When --repeat N is greater than 1, the markdown table adds per-pack Std and CV columns derived from repeat-arm pass rates. The saved JSON includes the same data under each pack result as variance: {"repeat", "mean", "std", "cv"} so cross-rig runs can distinguish real deltas from run-to-run noise.
The Failure breakdown: block above is the quickest read — failure_mode + full detail per failed scenario, printed at the end of every run. For deeper forensics, any run with --save-json (which quality-test.sh sets) records per-scenario tokens, latency, and the full verifier trace; the inspect subcommand reads it back:
benchlocal-cli inspect results.json --failed # every failure + reason + tokens + latency
benchlocal-cli inspect results.json --scenario IF-10 --full # full prompt/response/verifier trace + conversation
benchlocal-cli inspect results.json --mode timeout # only this failure_mode
benchlocal-cli inspect results.json --diff previous.json # side-by-side vs a prior run (regressions + latency delta)
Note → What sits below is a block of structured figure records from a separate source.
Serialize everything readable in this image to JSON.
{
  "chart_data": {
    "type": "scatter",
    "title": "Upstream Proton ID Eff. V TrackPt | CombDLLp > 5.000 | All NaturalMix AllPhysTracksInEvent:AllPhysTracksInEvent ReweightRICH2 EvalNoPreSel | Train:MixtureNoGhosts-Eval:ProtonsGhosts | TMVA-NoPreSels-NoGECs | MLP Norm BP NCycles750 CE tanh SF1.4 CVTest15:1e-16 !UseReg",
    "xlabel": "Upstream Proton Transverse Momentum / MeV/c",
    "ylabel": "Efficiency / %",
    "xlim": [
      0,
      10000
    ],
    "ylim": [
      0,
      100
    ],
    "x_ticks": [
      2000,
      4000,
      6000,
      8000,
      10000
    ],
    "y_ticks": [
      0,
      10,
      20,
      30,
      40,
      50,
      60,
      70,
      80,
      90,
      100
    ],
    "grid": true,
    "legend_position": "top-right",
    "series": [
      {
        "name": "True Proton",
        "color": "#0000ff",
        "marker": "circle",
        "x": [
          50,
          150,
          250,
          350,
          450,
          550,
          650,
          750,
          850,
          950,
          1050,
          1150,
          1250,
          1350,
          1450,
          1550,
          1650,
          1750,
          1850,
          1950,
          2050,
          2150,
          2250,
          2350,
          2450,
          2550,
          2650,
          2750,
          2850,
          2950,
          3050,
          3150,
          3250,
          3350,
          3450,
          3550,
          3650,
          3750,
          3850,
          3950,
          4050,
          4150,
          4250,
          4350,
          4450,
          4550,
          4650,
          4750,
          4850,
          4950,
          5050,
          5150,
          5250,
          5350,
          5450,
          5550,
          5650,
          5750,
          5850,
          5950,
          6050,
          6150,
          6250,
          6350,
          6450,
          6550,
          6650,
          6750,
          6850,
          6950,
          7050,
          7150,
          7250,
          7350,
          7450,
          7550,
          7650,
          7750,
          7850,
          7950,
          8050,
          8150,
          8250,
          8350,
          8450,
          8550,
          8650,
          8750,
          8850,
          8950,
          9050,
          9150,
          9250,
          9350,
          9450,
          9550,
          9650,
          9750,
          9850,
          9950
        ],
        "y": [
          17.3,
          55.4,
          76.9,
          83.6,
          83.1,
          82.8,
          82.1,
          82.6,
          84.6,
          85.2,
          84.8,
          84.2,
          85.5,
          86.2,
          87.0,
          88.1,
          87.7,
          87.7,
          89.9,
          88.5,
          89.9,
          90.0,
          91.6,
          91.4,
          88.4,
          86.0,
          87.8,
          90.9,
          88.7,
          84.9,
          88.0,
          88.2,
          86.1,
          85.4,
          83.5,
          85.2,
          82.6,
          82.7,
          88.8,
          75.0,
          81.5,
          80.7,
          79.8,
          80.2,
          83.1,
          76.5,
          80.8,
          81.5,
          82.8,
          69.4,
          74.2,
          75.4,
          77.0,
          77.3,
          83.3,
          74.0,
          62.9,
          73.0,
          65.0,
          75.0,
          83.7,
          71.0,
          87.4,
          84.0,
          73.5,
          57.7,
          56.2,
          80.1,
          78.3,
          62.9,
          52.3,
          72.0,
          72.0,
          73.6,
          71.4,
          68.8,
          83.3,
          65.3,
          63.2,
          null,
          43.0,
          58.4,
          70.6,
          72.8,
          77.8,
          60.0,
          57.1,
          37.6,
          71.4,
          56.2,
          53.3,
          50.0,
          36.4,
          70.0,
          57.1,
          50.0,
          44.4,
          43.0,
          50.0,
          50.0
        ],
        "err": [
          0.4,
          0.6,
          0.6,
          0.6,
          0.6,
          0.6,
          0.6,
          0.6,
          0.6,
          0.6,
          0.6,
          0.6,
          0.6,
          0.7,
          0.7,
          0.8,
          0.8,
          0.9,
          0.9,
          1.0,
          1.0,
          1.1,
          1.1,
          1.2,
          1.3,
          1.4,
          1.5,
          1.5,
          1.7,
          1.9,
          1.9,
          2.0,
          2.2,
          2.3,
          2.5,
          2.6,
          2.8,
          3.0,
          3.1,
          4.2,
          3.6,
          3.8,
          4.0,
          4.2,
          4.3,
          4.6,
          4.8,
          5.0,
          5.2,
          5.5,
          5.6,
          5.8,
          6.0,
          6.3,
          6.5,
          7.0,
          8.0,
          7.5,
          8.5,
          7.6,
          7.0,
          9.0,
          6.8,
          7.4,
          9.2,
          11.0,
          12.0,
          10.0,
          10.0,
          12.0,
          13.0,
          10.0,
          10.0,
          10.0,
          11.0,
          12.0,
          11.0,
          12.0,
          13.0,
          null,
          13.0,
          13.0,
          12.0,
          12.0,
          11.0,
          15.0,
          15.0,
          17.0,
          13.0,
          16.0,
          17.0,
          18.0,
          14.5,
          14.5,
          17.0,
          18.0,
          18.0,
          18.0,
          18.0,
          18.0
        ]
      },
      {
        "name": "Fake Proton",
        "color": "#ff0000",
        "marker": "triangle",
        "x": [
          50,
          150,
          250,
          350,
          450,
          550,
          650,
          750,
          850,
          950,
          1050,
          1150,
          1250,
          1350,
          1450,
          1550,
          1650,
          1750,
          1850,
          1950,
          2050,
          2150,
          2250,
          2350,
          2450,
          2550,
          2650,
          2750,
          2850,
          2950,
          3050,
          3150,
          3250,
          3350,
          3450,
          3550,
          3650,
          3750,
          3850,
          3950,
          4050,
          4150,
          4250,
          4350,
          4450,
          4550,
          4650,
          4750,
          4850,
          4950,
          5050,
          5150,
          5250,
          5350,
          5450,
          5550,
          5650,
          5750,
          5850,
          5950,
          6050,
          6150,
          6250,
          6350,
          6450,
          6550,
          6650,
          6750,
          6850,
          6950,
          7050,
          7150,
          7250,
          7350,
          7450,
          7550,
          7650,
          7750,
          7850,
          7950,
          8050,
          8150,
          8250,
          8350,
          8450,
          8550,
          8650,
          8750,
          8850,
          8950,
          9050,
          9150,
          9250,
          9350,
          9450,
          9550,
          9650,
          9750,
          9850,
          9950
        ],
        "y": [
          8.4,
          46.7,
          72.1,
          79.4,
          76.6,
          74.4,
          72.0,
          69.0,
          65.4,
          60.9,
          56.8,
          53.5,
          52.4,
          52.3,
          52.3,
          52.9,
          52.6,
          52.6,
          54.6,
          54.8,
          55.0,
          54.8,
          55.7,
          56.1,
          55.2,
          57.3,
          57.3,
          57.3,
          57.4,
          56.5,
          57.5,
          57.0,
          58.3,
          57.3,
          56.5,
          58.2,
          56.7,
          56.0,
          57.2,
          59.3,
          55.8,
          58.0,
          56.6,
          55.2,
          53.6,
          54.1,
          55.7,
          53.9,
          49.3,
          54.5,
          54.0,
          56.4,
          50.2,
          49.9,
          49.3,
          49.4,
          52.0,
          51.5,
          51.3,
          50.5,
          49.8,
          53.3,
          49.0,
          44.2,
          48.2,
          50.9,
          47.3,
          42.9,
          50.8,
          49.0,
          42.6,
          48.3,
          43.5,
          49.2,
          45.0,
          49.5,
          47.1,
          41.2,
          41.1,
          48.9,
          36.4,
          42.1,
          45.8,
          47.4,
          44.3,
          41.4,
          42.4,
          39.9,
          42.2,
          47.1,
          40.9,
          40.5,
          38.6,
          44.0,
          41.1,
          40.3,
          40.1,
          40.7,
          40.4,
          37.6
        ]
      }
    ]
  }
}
benchlocal-cli inspect results.json --logs ./sandbox-logs # pull sandboxed-pack stdout/stderr
failure_mode is one of verifier_fail, timeout, agent_runner_timeout, agent_runner_crashed, server_error, http_error, model_endpoint_unreachable, result_json_malformed, wrong_answer, verifier_not_implemented.
This repo ports MIT-licensed bench pack scenarios from stevibe/BenchLocal and the individual pack repos:
- stevibe/ToolCall-15 (v1.0.1)
- stevibe/InstructFollow-15 (v1.0.0)
- stevibe/StructOutput-15 (v1.0.0)
- stevibe/ReasonMath-15 (v1.0.0)
- stevibe/DataExtract-15 (v1.0.0)
- stevibe/BugFind-15 (v1.0.1)
- stevibe/HermesAgent-20 (v1.0.0)
- stevibe/CLI-40 (v1.0.2)
Eval-expansion track:
- Aider-AI/aider (Apache-2.0) —
benchmark.pyharness for AiderPolyglot-30 - Aider-AI/polyglot-benchmark (CC-BY-SA-3.0 / various Exercism licenses) — exercise tree
See ATTRIBUTION.md for full attribution + license preservation per pack.
MIT — same as upstream BenchLocal. See LICENSE.
Beta. Pack updates should go through tools/sync-vendor.sh and tools/build-packs.js; see CONTRIBUTING.md.